PUBLISHED IN BRIARPATCH MAGAZINE (CANADA), 1 NOVEMBER 2015.
It’s the summer of 1986. Think Top Gun and Glasnost and the depths of a renewed Cold War that the Eastern bloc is losing. Reagan is in the middle of his second term. Thatcher is set to win her third term. Socialist French President François Mitterrand has long since abandoned the radical program he was elected on in the face of capital flight, rising inflation, and economic sabotage. It is becoming very clear to some on the left that the rightward turn that began in the late 1970s across much of the West is no temporary setback or routine swinging of the political pendulum. The unions have been roundly beaten almost everywhere. With the postwar economic boom long gone bust, the balance of forces – political, economic, and industrial – are not in the left’s favour.
Amid the spreading demoralization, a paper appears in an academic journal that acknowledges the despair but aims to provide new hope. Abandon all aspirations of achieving socialism, a pair of Dutch and Belgian authors declare; it is an unnecessary detour anyway! Instead, look to what they call “A Capitalist Road to Communism.”
“Prospects for the Left look bleak indeed. Electoral disasters (on the British pattern) and policy U-turns (on the French pattern) have reinforced the suspicion that socialism may forever remain out of reach,” wrote Robert van der Veen and Philippe Van Parijs.
“[A]ctually existing socialist societies have repeatedly failed to provide an attractive picture of socialism,” they submitted. “Compounded by mounting disillusionment with the achievements of State intervention in the West, this failure has shaken many people’s faith in the very desirability of socialism.”
Van der Veen and Van Parijs argued that this state of affairs had to be accepted. Their pitch, nonetheless, was that the central principles of communism could be constructed inside of capitalism via the policy innovation of a guaranteed basic income, bypassing the need for the election of a socialist government, workers’ control of industry, central planning, or the elimination of private property, much less a socialist revolution.

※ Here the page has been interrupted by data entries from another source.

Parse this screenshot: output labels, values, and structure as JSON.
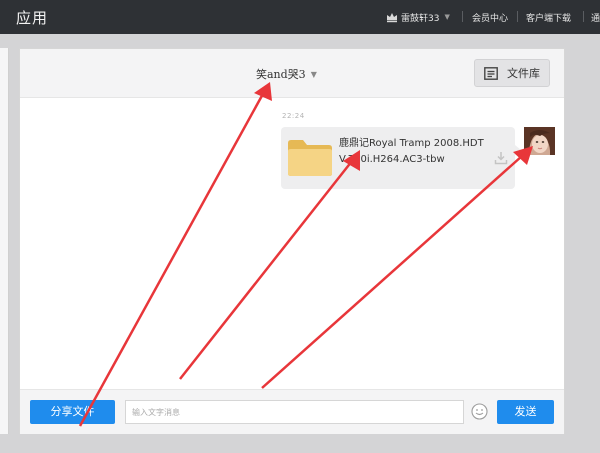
{
  "topbar": {
    "title": "应用",
    "user_name": "雷鼓轩33",
    "links": [
      "会员中心",
      "客户端下载",
      "通"
    ]
  },
  "chat": {
    "contact_name": "笑and哭3",
    "file_library_label": "文件库",
    "timestamp": "22:24",
    "message": {
      "file_name": "鹿鼎记Royal Tramp 2008.HDTV.720i.H264.AC3-tbw"
    }
  },
  "composer": {
    "share_label": "分享文件",
    "input_placeholder": "输入文字消息",
    "send_label": "发送"
  },
  "colors": {
    "topbar_bg": "#2e3135",
    "accent_blue": "#1f8ced",
    "annotation_red": "#e8363a",
    "folder_yellow": "#f2cf7a"
  },
  "icons": [
    "crown-icon",
    "file-library-icon",
    "folder-icon",
    "download-icon",
    "emoji-icon",
    "avatar"
  ]
}
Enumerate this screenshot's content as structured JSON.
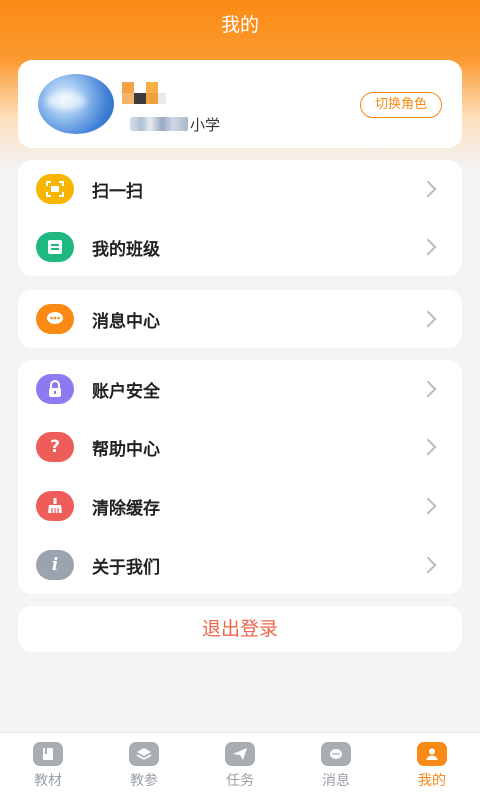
{
  "page": {
    "title": "我的"
  },
  "profile": {
    "school_suffix": "小学",
    "switch_role_label": "切换角色"
  },
  "groups": [
    {
      "items": [
        {
          "label": "扫一扫",
          "icon": "scan-icon",
          "color": "#f7b500"
        },
        {
          "label": "我的班级",
          "icon": "class-icon",
          "color": "#1fb97f"
        }
      ]
    },
    {
      "items": [
        {
          "label": "消息中心",
          "icon": "message-icon",
          "color": "#fb8a15"
        }
      ]
    },
    {
      "items": [
        {
          "label": "账户安全",
          "icon": "lock-icon",
          "color": "#8c7bf0"
        },
        {
          "label": "帮助中心",
          "icon": "help-icon",
          "color": "#ef5d5a"
        },
        {
          "label": "清除缓存",
          "icon": "broom-icon",
          "color": "#ef5d5a"
        },
        {
          "label": "关于我们",
          "icon": "info-icon",
          "color": "#9aa3ae"
        }
      ]
    }
  ],
  "logout_label": "退出登录",
  "tabbar": [
    {
      "label": "教材",
      "icon": "book-icon",
      "active": false
    },
    {
      "label": "教参",
      "icon": "layers-icon",
      "active": false
    },
    {
      "label": "任务",
      "icon": "send-icon",
      "active": false
    },
    {
      "label": "消息",
      "icon": "chat-icon",
      "active": false
    },
    {
      "label": "我的",
      "icon": "user-icon",
      "active": true
    }
  ],
  "colors": {
    "accent": "#fb8a15",
    "logout": "#f0674d"
  }
}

“Capitalist Road” would prove to be a seminal paper, launching the modern discussion on the left of a basic income, meaning a modest sum “paid by a government, at a uniform level and at regular intervals, to each adult member of society … irrespective of whether the person is rich or poor, lives alone or with others, is willing to work or not.”

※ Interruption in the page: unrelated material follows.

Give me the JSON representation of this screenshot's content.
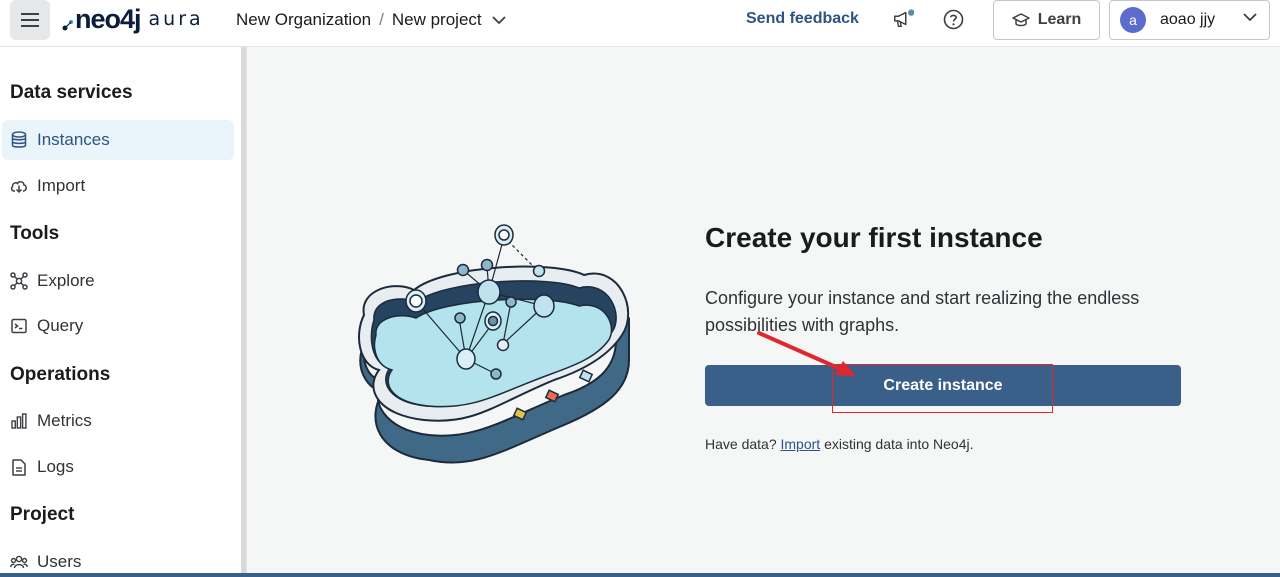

The key selling point to a basic income for Van Parijs, van der Veen, and contemporary leftist champions of the concept is that it undermines the necessity of work, eliminating the need to sell your labour to a boss in order to survive.
Fearing social unrest due to massive permanent unemployment, today there are leading capitalists who share in the renewed enthusiasm for basic income policy.

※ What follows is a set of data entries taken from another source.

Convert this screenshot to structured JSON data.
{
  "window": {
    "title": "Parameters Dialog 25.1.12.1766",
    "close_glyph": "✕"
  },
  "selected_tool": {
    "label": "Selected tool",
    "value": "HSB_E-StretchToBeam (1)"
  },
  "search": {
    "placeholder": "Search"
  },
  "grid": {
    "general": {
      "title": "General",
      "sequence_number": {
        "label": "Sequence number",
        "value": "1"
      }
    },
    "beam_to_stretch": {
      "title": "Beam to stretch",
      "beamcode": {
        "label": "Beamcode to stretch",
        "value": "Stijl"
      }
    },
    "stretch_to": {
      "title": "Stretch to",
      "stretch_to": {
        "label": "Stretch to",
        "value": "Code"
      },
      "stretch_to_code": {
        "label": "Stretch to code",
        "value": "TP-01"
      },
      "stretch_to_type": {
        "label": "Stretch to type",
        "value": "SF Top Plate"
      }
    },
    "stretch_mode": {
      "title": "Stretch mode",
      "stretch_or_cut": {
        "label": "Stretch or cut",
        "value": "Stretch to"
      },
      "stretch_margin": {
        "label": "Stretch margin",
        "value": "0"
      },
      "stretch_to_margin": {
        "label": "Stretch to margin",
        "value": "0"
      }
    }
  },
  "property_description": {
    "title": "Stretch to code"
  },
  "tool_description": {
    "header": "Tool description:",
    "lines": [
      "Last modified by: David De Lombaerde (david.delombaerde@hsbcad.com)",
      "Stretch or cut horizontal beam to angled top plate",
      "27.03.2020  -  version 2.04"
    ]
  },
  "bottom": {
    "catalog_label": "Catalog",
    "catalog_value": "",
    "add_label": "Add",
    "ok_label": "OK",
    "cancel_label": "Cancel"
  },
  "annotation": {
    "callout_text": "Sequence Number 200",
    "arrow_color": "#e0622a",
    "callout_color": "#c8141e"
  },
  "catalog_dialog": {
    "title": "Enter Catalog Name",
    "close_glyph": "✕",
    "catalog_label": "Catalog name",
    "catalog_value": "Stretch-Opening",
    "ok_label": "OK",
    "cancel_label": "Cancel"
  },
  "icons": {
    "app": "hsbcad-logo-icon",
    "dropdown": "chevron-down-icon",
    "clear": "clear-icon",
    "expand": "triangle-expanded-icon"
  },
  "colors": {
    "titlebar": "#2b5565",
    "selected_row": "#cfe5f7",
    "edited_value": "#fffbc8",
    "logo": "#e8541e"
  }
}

In August, Citigroup chief economist Willem Buiter issued a report discussing growing inequality and “robot angst” as automation supposedly supplants workers. Key to avoiding the danger of a “bifurcating” world, Buiter says, is “a guaranteed minimum income for all, or an ambitious negative income tax … to support those left behind by technological advance.”
Editorialists in the Financial Times and the free-market Economist have backed or flirted with some form of basic income, as have centre-left economists like Robert Reich and Paul Krugman. The UK’s Green party put basic income policy at the forefront of its spring election campaign, cost out to an eye-watering £331 billion but made revenue-neutral via the abolition of a raft of welfare provisions including child benefits. The new leader of the Labour party, Jeremy Corbyn, views the idea favourably, and there are basic income pilot projects moving ahead in Switzerland, Finland, and the Netherlands. This fall, the New Democratic opposition in Saskatchewan called for a guaranteed basic income pilot project.
Basic income policy is having its moment.